Jan 15 2013
By Lucy Piper, Senior medwireNews Reporter
Neck pain patients with dizziness may suffer more pain and disability than their peers without dizziness, but they are no less likely to improve with chiropractic treatment, study findings indicate.
"The findings from this study are very encouraging for neck pain patients undergoing chiropractic treatment who also suffer from dizziness," say B Kim Humphreys and Cynthia Peterson, both from the University of Zürich and Orthopaedic Hospital Balgrist in Switzerland.
They found that 78% of 228 neck pain patients and 80% of 177 patients with neck pain and related dizziness were "significantly improved" with regard to neck pain and dizziness 6 months after undergoing chiropractic therapy.
In all, 405 neck pain patients participated in the study, of whom 44% reported neck pain and related dizziness. The majority (75%) of these patients were women.
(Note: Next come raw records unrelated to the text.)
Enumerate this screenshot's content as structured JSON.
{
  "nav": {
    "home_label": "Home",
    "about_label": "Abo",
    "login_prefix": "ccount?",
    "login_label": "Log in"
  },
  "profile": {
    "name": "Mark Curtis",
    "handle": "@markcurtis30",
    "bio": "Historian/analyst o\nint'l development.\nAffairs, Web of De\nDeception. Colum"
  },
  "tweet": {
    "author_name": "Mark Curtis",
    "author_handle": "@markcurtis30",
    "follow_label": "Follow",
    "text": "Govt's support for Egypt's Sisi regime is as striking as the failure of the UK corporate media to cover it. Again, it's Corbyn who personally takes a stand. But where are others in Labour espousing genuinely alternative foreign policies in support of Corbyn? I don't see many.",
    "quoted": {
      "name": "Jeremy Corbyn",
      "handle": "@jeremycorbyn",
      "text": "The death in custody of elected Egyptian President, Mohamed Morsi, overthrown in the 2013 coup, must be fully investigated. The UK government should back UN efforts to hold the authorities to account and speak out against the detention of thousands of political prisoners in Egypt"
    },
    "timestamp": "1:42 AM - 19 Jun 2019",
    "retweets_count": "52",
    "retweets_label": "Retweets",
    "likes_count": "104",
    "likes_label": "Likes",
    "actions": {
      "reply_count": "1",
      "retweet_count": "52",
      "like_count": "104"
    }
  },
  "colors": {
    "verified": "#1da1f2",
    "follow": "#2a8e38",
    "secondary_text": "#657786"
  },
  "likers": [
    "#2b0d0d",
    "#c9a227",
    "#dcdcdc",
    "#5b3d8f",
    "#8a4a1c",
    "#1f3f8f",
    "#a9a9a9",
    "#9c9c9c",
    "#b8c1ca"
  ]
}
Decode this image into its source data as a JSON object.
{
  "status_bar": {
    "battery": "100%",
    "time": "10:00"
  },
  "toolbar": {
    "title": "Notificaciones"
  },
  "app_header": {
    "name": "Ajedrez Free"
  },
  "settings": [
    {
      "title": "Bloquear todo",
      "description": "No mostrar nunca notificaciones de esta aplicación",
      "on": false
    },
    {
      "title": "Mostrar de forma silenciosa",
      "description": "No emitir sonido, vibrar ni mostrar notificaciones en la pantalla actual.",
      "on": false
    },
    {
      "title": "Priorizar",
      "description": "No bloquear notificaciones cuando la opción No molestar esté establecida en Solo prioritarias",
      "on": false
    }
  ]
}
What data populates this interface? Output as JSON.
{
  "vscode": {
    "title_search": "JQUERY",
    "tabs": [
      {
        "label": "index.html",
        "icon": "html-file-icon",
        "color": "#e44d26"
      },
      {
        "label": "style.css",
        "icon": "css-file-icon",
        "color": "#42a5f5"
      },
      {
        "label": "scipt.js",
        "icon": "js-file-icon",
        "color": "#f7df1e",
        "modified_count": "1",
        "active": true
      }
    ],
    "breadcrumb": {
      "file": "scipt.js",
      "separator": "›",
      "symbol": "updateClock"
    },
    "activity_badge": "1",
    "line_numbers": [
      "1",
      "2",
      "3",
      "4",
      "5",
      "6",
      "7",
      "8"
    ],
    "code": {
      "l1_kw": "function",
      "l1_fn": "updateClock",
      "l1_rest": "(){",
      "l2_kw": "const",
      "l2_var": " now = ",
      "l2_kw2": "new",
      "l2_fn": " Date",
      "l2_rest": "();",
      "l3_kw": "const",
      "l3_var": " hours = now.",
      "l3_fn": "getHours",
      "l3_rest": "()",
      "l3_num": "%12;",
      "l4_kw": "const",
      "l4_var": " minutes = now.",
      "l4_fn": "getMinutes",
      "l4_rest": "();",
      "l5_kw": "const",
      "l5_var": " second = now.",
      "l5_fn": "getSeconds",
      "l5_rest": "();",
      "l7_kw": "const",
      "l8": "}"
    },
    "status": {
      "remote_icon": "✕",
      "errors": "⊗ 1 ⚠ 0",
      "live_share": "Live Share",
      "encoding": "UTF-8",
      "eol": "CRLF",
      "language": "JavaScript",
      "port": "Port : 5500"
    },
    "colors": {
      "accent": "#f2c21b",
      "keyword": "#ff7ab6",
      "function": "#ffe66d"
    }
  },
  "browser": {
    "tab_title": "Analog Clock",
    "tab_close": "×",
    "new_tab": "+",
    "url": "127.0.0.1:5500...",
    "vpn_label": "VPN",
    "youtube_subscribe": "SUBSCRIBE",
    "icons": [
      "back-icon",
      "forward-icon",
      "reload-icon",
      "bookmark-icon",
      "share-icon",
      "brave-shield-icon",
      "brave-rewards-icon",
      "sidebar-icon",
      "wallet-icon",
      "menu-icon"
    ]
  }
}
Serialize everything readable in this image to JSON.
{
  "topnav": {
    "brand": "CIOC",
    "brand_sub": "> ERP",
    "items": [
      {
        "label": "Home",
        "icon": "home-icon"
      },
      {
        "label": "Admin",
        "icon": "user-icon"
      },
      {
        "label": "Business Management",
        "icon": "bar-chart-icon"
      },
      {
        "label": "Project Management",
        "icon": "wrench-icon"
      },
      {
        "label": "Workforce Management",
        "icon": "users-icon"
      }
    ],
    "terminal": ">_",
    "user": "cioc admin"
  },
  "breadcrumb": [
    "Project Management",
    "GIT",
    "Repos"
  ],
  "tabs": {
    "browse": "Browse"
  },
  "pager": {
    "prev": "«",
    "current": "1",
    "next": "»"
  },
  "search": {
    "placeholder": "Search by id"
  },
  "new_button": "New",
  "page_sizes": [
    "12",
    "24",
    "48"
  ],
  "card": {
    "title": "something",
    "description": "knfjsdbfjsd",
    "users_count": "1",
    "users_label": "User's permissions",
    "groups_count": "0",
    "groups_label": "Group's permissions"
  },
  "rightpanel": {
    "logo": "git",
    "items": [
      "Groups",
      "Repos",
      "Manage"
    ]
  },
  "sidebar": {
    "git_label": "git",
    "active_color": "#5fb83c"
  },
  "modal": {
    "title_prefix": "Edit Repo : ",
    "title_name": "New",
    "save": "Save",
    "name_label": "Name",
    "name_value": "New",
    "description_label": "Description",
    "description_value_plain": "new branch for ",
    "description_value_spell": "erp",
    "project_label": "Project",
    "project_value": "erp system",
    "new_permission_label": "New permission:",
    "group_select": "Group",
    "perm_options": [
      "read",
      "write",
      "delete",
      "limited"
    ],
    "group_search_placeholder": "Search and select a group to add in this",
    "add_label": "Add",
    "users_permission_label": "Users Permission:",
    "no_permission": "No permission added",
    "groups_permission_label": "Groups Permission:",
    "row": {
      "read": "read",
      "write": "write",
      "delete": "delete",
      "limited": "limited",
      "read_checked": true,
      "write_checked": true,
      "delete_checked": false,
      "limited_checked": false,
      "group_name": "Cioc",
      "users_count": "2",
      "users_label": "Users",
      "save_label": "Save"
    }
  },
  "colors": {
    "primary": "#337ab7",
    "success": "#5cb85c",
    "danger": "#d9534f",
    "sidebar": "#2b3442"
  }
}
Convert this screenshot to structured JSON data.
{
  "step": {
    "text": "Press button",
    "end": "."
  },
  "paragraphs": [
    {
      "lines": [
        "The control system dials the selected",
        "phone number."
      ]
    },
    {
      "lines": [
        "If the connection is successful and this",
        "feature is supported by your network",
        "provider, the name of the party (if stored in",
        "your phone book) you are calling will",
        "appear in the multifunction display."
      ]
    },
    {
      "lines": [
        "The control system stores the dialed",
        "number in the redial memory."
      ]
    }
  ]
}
Patients with neck pain and related dizziness reported significantly higher levels of neck pain, arm pain, physical and social disability, anxiety, depression, work fear, avoidance, and less control over their pain condition on the Bournemouth Questionnaire (BQN) than those without dizziness. As a result, total BQN scores at baseline were significantly higher for those with dizziness, at 36.4 versus 29.9.
Both groups showed clinically relevant improvement, defined as scores of 1 or 2 ("much better" or "better") on the Patient's Global Impression of Change scale at 1, 3, and 6 months following chiropractic treatment, and by 6 months there was no significant difference in outcome between the two groups.
The researchers report in Chiropractic & Manual Therapies that the BQN depression subscale "stood out as the most dramatic difference between patients with and without dizziness as well as between males and females with and without dizziness."
They found that it was nearly 2 points higher in patients with dizziness at baseline but also improved the most by nearly 3.4 points at 6 months. Also women with dizziness reported higher levels of depression compared with men at 1, 3, and 6 months.